Life
Eddie Murphy has had a mixed career and only two
really memorable films; Beverly Hills Cop and The
Distinguished Gentleman. Life, Murphy's latest film died.
Life is a bad idea and racist.
In Life, two black Americans Ray and Claude (Eddie
Murphy and Martin Lawrence) are sentenced wrongly to
lifelong terms in prison on a fitted up charge of murder.
This happens in what must have been among the most racist
of American states Mississippi.
However Eddie Murphy, who produced Life as well as
playing one of the two leading roles, tries to turn what
you would think would have been a dismal prison drama
into a bitter sweet comedy. I guess you can sell more
tickets that way.
So Murphy's prison seems to be more like a country
holiday camp than the expected hell hole, with baseball,
barbecues, unending sunny days and plenty of laughs.
Ray and Claude, who weren't friends before they went
to jail, in the tradition of The Shawshank Redemption,
The Odd Couple or even Grumpy Old Men, maintain their
mock animosity and a friendship develops.
But what of reality? Prison for black Americans in
Mississippi through the thirties for sixty-five years
would have been for the most part horrific I would think
and portraying this situation so fondly strikes me as
being an ill founded attempt at historical revisionism.
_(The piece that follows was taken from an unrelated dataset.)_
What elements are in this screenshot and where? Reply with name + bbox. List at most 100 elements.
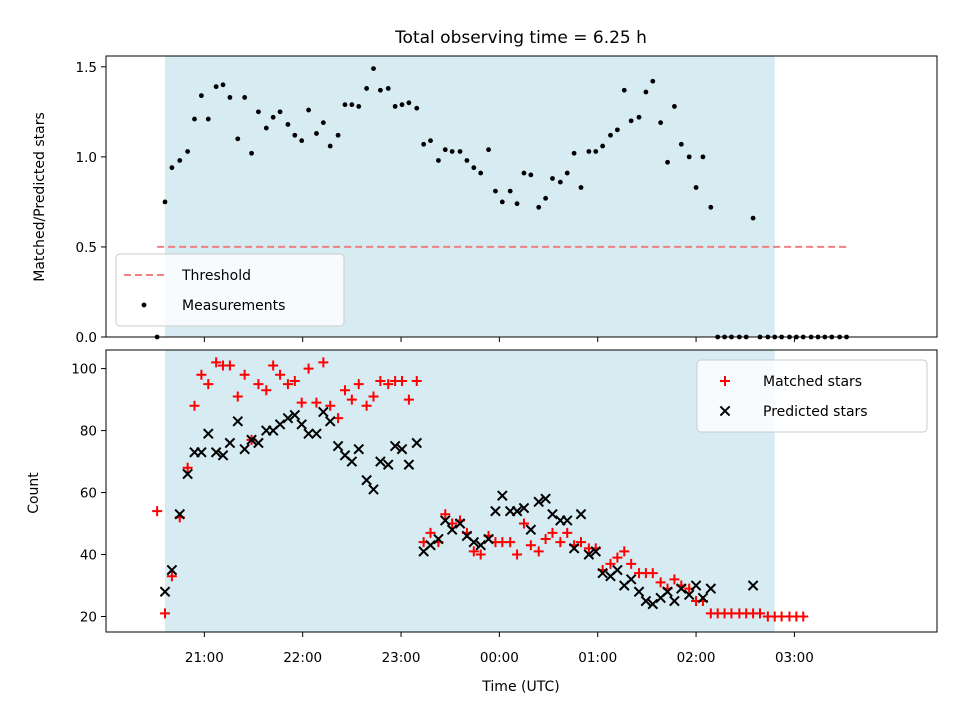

But I'd also think that playing the inmates as high
voiced, roll eyed caricatures, would also be insulting
to right thinking people.
Note the rumblings of disappointment about the jive
talking digital creature in the latest Star Wars film;
an invention straight out of the Amos And Andy talent
stable.
If any actor black or white had played Jar Jar Binks
like that he would have been in real trouble, and
especially if he had been white. But an African American
playing Jar Jar Binks in that racist, demeaning way should
raise similar hackles. Similar rules should apply to our
black film stars.
It's impossible for me here in Australia to make any
really meaningful comment on what may or may not be
acceptable to African Americans in this regard, but
I'd imagine that if a white actor had played a black
American in that way there would be hell to pay and
rightly so.
Eddie Murphy is an intelligent and capable actor.
The Distinguished Gentleman, a film where he plays an
African American who runs for the American Congress,
shows just how upbeat and responsible Murphy's characters
can be, but Life is low life.
The (white) teenagers in the cinema with me thought
that these actors were hilarious judging by their
laughter but it appeared to me that their reaction was
caused by their sniggers to this ninties version of
"niggers" (the term nigger was used repeatedly by the
inmates in the film).
That's not healthy and it's also not funny.